Pressure Canning Butternut Squash

Asked October 5, 2019, 11:03 AM EDT

Hi, I’ve done two batches of butternut squash in my pressure canner. I used 10 lb pressure @ 90 minutes with one inch headspace. When I opened the first batch, the jars were seriously boiling inside and thought they were going to explode. Fortunately they did not but they did lose some water. The second batch I toned down the pressure a little so the thingy on top just rocked very gently and not as much as first batch. When I opened them they were boiling a little, nothing like the first batch though. They did lose water again though. Here are my questions : Do I have to go 90 min with quarts? I was hoping they wouldn’t be cooked so much in the jar as they appear to be and I’m assuming that’s from the time in processing? Also, is it normal to lose water in the jar in processing? Thanks

Kent County Michigan home food preservation food preservation

2 Responses

Hi, sorry for my delayed response - I've been out of town and unfortunately your request did not get re-directed.

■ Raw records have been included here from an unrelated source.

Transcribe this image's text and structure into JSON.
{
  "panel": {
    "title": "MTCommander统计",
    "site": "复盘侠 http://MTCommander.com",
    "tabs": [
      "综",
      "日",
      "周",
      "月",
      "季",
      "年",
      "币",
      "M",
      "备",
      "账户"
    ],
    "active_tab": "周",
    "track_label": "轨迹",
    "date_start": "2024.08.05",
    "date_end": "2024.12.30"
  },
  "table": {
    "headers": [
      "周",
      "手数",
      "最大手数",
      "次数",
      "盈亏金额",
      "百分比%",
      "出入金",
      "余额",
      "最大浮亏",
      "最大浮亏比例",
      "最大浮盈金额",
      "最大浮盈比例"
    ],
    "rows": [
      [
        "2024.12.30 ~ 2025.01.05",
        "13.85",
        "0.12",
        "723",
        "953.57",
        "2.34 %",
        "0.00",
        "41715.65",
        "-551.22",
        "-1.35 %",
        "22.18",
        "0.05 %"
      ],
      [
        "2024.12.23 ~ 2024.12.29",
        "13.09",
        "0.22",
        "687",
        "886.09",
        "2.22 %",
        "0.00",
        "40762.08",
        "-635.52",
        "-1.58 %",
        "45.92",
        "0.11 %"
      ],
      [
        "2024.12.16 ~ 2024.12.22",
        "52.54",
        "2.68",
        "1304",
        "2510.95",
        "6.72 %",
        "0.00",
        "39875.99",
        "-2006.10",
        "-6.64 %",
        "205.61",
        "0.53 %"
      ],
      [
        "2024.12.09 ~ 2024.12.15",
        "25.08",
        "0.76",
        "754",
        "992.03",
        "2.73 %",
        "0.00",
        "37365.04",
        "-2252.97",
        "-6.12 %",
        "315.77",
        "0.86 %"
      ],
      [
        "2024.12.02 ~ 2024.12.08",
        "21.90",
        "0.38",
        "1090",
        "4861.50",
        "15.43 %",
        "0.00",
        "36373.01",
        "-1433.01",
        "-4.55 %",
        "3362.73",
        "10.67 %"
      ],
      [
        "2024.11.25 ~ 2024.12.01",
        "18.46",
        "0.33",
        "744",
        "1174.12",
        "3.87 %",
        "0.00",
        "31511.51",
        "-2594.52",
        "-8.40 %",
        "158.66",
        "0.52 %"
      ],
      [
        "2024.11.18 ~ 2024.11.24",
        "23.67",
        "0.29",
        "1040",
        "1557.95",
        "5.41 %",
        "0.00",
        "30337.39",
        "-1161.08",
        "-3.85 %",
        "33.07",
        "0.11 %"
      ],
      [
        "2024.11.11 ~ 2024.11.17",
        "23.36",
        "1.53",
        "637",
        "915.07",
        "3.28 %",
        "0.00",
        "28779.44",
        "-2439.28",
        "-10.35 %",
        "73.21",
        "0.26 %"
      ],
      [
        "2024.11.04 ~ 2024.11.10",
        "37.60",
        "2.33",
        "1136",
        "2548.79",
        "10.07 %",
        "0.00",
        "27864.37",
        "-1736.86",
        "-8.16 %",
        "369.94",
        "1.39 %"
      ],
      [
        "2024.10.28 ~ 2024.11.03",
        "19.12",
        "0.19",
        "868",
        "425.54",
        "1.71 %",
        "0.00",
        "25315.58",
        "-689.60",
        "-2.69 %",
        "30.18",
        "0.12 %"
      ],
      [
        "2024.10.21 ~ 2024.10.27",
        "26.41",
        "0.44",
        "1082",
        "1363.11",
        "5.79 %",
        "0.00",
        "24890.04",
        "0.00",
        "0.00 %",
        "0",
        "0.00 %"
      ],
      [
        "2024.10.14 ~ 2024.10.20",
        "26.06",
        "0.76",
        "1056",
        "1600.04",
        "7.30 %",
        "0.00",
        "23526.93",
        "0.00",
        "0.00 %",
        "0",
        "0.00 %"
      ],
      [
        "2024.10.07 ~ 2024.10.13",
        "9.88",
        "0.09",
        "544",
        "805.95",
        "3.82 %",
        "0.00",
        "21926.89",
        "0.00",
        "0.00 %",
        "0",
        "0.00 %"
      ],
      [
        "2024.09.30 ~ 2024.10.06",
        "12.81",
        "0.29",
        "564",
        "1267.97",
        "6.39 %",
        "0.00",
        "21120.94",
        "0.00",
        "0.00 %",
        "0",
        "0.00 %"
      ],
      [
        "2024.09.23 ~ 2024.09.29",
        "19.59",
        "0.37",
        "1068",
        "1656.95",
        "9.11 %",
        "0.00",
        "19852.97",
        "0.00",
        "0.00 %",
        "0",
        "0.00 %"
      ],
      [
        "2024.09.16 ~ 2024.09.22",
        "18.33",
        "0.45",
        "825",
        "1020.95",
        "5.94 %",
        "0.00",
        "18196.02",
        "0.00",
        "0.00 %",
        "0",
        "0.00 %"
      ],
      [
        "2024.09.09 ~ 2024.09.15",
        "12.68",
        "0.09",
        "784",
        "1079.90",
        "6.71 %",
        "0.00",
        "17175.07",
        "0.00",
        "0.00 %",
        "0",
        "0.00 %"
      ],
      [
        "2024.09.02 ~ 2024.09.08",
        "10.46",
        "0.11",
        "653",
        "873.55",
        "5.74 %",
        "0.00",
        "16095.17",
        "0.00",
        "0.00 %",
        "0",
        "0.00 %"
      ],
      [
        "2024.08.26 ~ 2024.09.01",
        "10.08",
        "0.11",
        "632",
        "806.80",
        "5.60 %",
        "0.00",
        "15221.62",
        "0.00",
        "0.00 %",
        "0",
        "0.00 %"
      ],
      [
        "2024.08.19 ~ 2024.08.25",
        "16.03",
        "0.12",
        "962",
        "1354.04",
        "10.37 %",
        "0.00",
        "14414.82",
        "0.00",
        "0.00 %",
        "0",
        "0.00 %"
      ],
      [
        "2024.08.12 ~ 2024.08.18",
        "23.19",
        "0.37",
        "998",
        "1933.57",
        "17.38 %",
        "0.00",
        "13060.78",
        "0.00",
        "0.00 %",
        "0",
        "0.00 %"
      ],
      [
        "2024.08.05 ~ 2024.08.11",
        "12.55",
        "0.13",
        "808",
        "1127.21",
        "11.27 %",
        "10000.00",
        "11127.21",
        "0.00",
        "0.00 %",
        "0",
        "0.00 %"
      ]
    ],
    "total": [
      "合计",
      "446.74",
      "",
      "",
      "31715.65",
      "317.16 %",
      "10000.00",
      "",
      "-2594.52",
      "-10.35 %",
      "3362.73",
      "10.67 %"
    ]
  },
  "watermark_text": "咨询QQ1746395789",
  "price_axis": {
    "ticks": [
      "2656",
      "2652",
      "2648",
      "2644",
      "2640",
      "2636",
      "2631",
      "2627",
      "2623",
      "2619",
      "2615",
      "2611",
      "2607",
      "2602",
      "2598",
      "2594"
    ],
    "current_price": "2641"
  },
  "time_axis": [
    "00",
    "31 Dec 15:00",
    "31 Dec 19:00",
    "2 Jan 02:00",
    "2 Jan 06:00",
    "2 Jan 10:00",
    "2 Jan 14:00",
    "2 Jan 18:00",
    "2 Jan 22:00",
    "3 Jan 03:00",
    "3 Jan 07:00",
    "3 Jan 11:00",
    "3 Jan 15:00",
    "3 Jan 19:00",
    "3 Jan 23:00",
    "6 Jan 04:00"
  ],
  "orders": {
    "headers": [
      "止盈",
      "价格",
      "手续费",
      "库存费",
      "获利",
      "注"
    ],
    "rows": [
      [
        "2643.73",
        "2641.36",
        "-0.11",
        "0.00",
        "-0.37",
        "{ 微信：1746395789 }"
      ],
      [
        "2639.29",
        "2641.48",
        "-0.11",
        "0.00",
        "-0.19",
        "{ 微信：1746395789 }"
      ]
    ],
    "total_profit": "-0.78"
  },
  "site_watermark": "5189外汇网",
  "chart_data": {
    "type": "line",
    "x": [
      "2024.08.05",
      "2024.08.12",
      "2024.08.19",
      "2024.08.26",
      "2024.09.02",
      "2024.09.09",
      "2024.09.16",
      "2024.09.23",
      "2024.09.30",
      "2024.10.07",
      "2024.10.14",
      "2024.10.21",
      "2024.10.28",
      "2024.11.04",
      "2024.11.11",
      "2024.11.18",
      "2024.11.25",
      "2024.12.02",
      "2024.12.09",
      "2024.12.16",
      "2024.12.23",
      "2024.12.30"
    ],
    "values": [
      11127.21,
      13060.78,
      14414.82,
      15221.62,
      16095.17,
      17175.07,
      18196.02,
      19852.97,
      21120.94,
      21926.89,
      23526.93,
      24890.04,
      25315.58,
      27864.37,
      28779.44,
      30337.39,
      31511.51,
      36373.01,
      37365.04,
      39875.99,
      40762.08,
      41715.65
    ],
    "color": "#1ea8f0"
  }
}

According to the science based pressure canning guidelines, you must process quarts for 90 minutes (at 10 or 11 pounds of pressure - depending on which gauge you are using). Is it possible that you were processing it at a higher pressure for the ones that were "really boiling"? It is important to read the manual for your canner to know how your gauge should be "rocking" - the frequency and intensity of it - as they can all be a little different.

You might lose a little water during processing, but there are reasons for losing a large amount, the following was taken from the Fresh Preserving.com (the Ball brand website): https://www.freshpreserving.com/fresh-preserving-solver.html

What causes a loss of liquid during processing?

  • Food not heated before canning.
  • Food packed too tightly.
    • Pack food loosely when using the hot pack method.
  • Air bubbles not removed before lids and bands applied.
    • Use a Ball Bubble Freer to release air bubbles and measure headspace.
    • Slide a nonmetallic utensil between food and jar to release trapped air. Repeat 2 to 3 times.
  • Bands applied too loosely.
    • Make bands finger-tight. DO NOT force or use a lid wrench to apply bands.
  • Pressure canner not operating correctly.
    • Continuously regulate heat to maintain consistent pressure. Avoid sudden changes in the heat level.
  • Starchy foods absorb the liquid.
    • Pack all starchy foods loosely.

      If you would like to talk with a Food Safety Educator, you are also welcome to call our food safety hotline at 1-810-285-9565. Thank you.

    Thanks Kara, I think I’m good. I’m fairly new to pressure canning. I didn’t realize that the squash would cook as much in the canner. I think the second batch was better and going to do more soon.